Wir tauschen uns viel aus, aber ich habe noch keinen kompletten Überblick, wann, was, wo und wie in Lörrach stattfindet. Darum frage ich beispielsweise direkt im Alten Wasserwerk an, wenn ich eine Veranstaltung plane, damit es keine Überschneidungen gibt. Ich sehe darin auch überhaupt keine Konkurrenz. Das wird an manchen Stellen jetzt so aufgebauscht, weil im Wasserwerk nun auch Erwachsenenkultur stattfindet. Die Leute, die zu uns kommen, sollen ruhig am nächsten Freitag dorthin gehen. Es ist doch großartig, wenn in Lörrach viel angeboten wird. Ich möchte auch Lesungen veranstalten und da bin ich mit dem Werkraum Schöpflin in Kontakt, der ja einen Schwerpunkt auf die Literatur setzt. Außerdem wünsche ich mir wieder mehr Vorträge im Programm, da kooperiere ich derzeit vor allem mit dem Galtung-Institut in Grenzach-Wyhlen. Wenns ums Kindertheater oder Theater allgemein geht, bin ich mit Karin Maßen im Gespräch. Mit dem Burghof gab es bislang nur im Rahmen des Internationalen Theatertreffs eine Zusammenarbeit. Ansonsten sehe ich da im Moment keine Berührungspunkte. Ich habe meine Fühler in viele Richtungen ausgestreckt und finde sehr viel Interesse vor. Ich muss einfach schauen, was sich langfristig aus den vielen Idee und möglichen Kooperationen machen lässt.

Kann man sagen, dass der Ruf des Nellie Nashorn langsam wieder hergestellt ist?
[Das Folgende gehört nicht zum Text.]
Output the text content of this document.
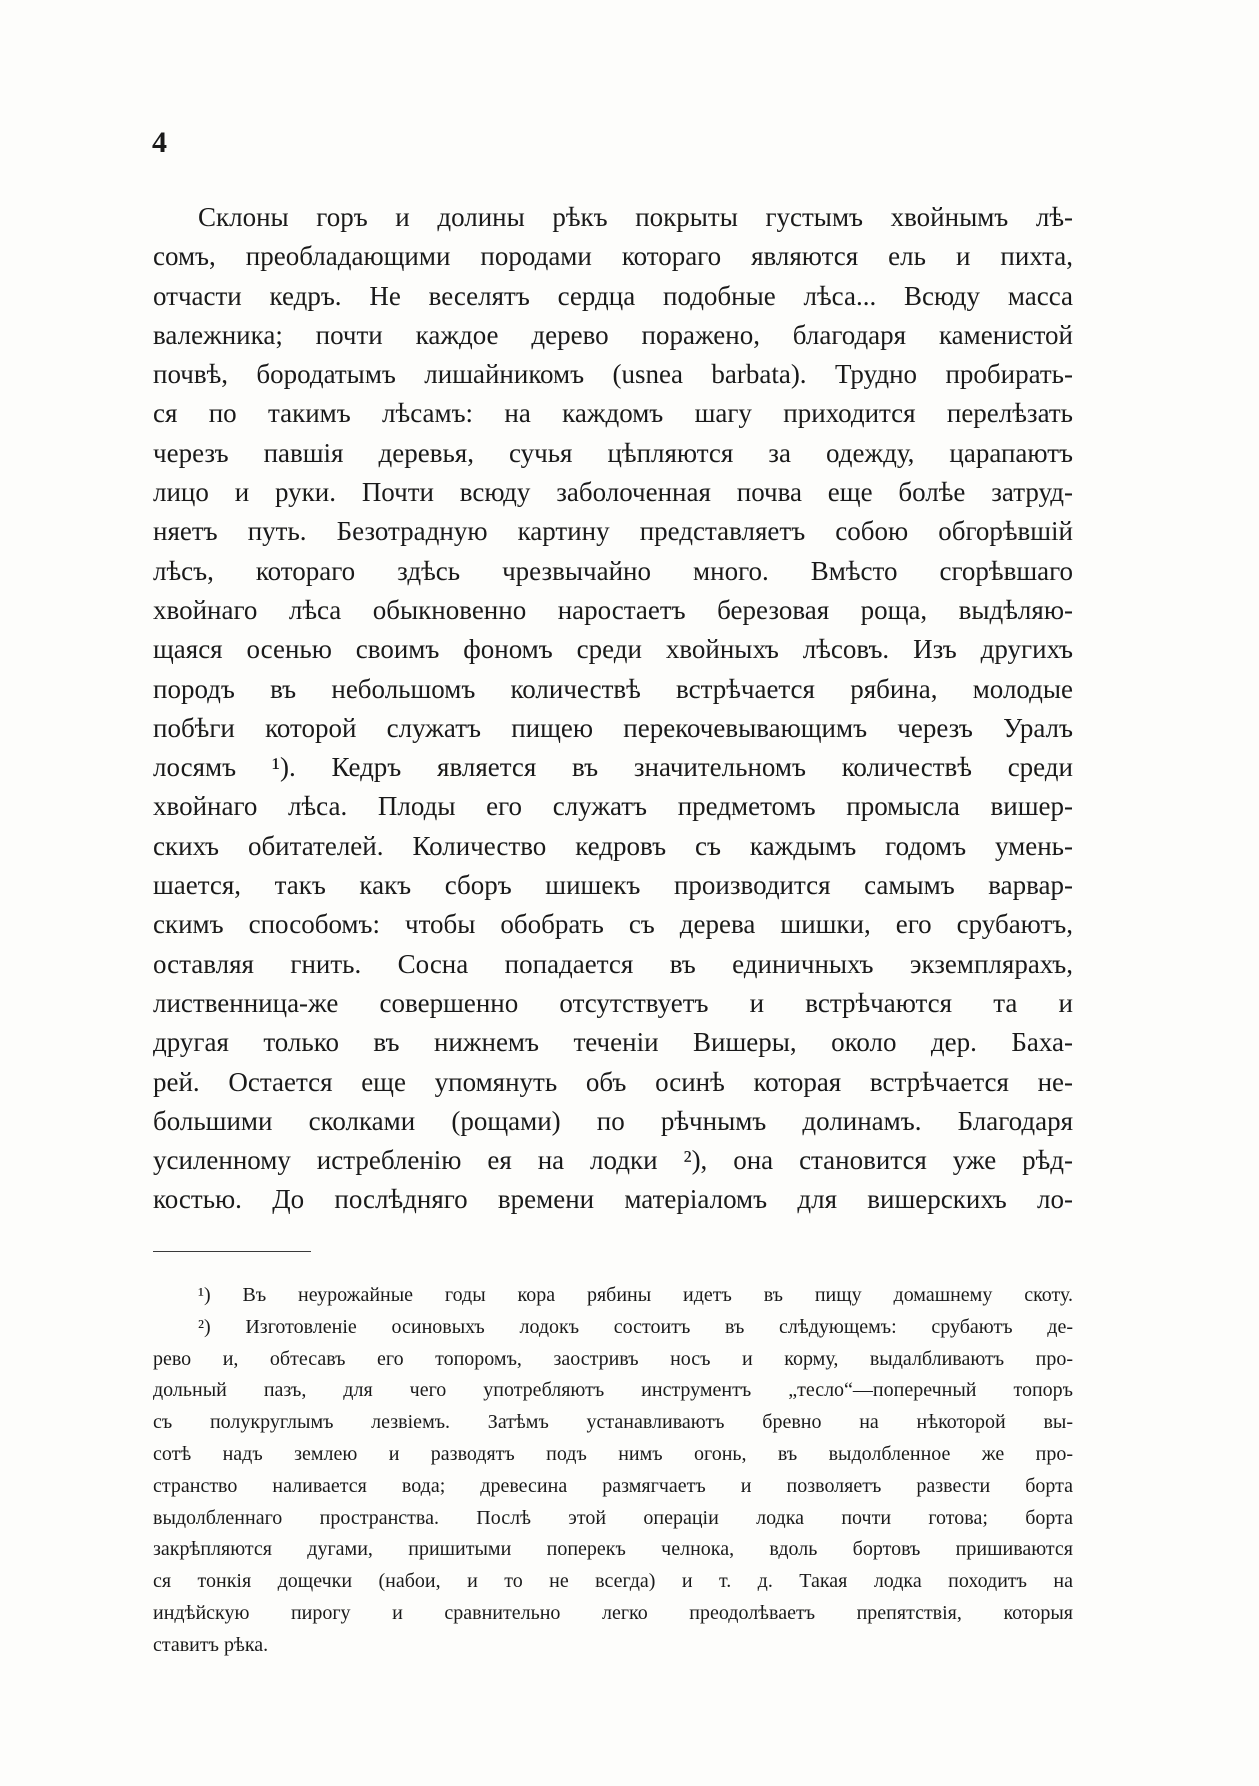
4
Склоны горъ и долины рѣкъ покрыты густымъ хвойнымъ лѣ-
сомъ, преобладающими породами котораго являются ель и пихта,
отчасти кедръ. Не веселятъ сердца подобные лѣса... Всюду масса
валежника; почти каждое дерево поражено, благодаря каменистой
почвѣ, бородатымъ лишайникомъ (usnea barbata). Трудно пробирать-
ся по такимъ лѣсамъ: на каждомъ шагу приходится перелѣзать
черезъ павшія деревья, сучья цѣпляются за одежду, царапаютъ
лицо и руки. Почти всюду заболоченная почва еще болѣе затруд-
няетъ путь. Безотрадную картину представляетъ собою обгорѣвшій
лѣсъ, котораго здѣсь чрезвычайно много. Вмѣсто сгорѣвшаго
хвойнаго лѣса обыкновенно наростаетъ березовая роща, выдѣляю-
щаяся осенью своимъ фономъ среди хвойныхъ лѣсовъ. Изъ другихъ
породъ въ небольшомъ количествѣ встрѣчается рябина, молодые
побѣги которой служатъ пищею перекочевывающимъ черезъ Уралъ
лосямъ ¹). Кедръ является въ значительномъ количествѣ среди
хвойнаго лѣса. Плоды его служатъ предметомъ промысла вишер-
скихъ обитателей. Количество кедровъ съ каждымъ годомъ умень-
шается, такъ какъ сборъ шишекъ производится самымъ варвар-
скимъ способомъ: чтобы обобрать съ дерева шишки, его срубаютъ,
оставляя гнить. Сосна попадается въ единичныхъ экземплярахъ,
лиственница-же совершенно отсутствуетъ и встрѣчаются та и
другая только въ нижнемъ теченіи Вишеры, около дер. Баха-
рей. Остается еще упомянуть объ осинѣ которая встрѣчается не-
большими сколками (рощами) по рѣчнымъ долинамъ. Благодаря
усиленному истребленію ея на лодки ²), она становится уже рѣд-
костью. До послѣдняго времени матеріаломъ для вишерскихъ ло-
¹) Въ неурожайные годы кора рябины идетъ въ пищу домашнему скоту.
²) Изготовленіе осиновыхъ лодокъ состоитъ въ слѣдующемъ: срубаютъ де-
рево и, обтесавъ его топоромъ, заостривъ носъ и корму, выдалбливаютъ про-
дольный пазъ, для чего употребляютъ инструментъ „тесло“—поперечный топоръ
съ полукруглымъ лезвіемъ. Затѣмъ устанавливаютъ бревно на нѣкоторой вы-
сотѣ надъ землею и разводятъ подъ нимъ огонь, въ выдолбленное же про-
странство наливается вода; древесина размягчаетъ и позволяетъ развести борта
выдолбленнаго пространства. Послѣ этой операціи лодка почти готова; борта
закрѣпляются дугами, пришитыми поперекъ челнока, вдоль бортовъ пришиваются
ся тонкія дощечки (набои, и то не всегда) и т. д. Такая лодка походитъ на
индѣйскую пирогу и сравнительно легко преодолѣваетъ препятствія, которыя
ставитъ рѣка.
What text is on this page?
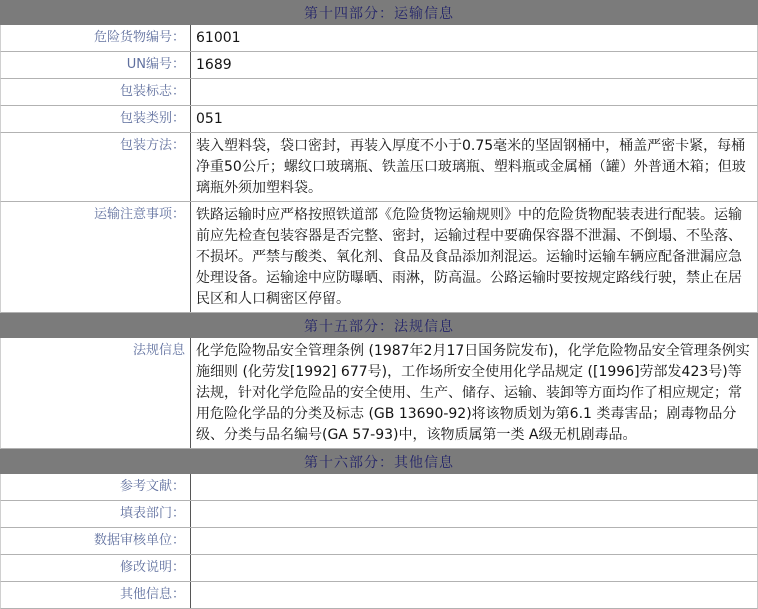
第十四部分：运输信息
危险货物编号： 61001
UN编号： 1689
包装标志：
包装类别： 051
包装方法： 装入塑料袋，袋口密封，再装入厚度不小于0.75毫米的坚固钢桶中，桶盖严密卡紧，每桶净重50公斤；螺纹口玻璃瓶、铁盖压口玻璃瓶、塑料瓶或金属桶（罐）外普通木箱；但玻璃瓶外须加塑料袋。
运输注意事项： 铁路运输时应严格按照铁道部《危险货物运输规则》中的危险货物配装表进行配装。运输前应先检查包装容器是否完整、密封，运输过程中要确保容器不泄漏、不倒塌、不坠落、不损坏。严禁与酸类、氧化剂、食品及食品添加剂混运。运输时运输车辆应配备泄漏应急处理设备。运输途中应防曝晒、雨淋，防高温。公路运输时要按规定路线行驶，禁止在居民区和人口稠密区停留。
第十五部分：法规信息
法规信息 化学危险物品安全管理条例 (1987年2月17日国务院发布)，化学危险物品安全管理条例实施细则 (化劳发[1992] 677号)，工作场所安全使用化学品规定 ([1996]劳部发423号)等法规，针对化学危险品的安全使用、生产、储存、运输、装卸等方面均作了相应规定；常用危险化学品的分类及标志 (GB 13690-92)将该物质划为第6.1 类毒害品；剧毒物品分级、分类与品名编号(GA 57-93)中，该物质属第一类 A级无机剧毒品。
第十六部分：其他信息
参考文献：
填表部门：
数据审核单位：
修改说明：
其他信息：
Das dauert noch. Mittlerweile finde ich es gut, dass das Nellie viel im Gespräch ist. Im September empfand ich es als sehr bedrückend, dass alle Augen auf uns gerichtet waren. Inzwischen spüre ich da vor allem Neugier und Unterstützung von vielen Seiten. In der Vergangenheit lief schon einiges schief und es wurden hier und da Leute vergrault, die eigentlich gerne im Nellie waren oder sich auch engagiert hatten. Das muss Schritt für Schritt repariert werden und damit bin ich noch lange nicht durch. Ich habe aber den Eindruck, dass Partner und Anlaufstellen wie das Finanzamt oder die Stadtverwaltung nicht nur kritisch sondern auch sehr geduldig mit uns sind. Insgesamt gibt es da wieder oder immer noch eine positive Grundeinstellung gegenüber dem Nellie Nashorn. Das ist toll und gibt uns Energie für das kommende Jahr.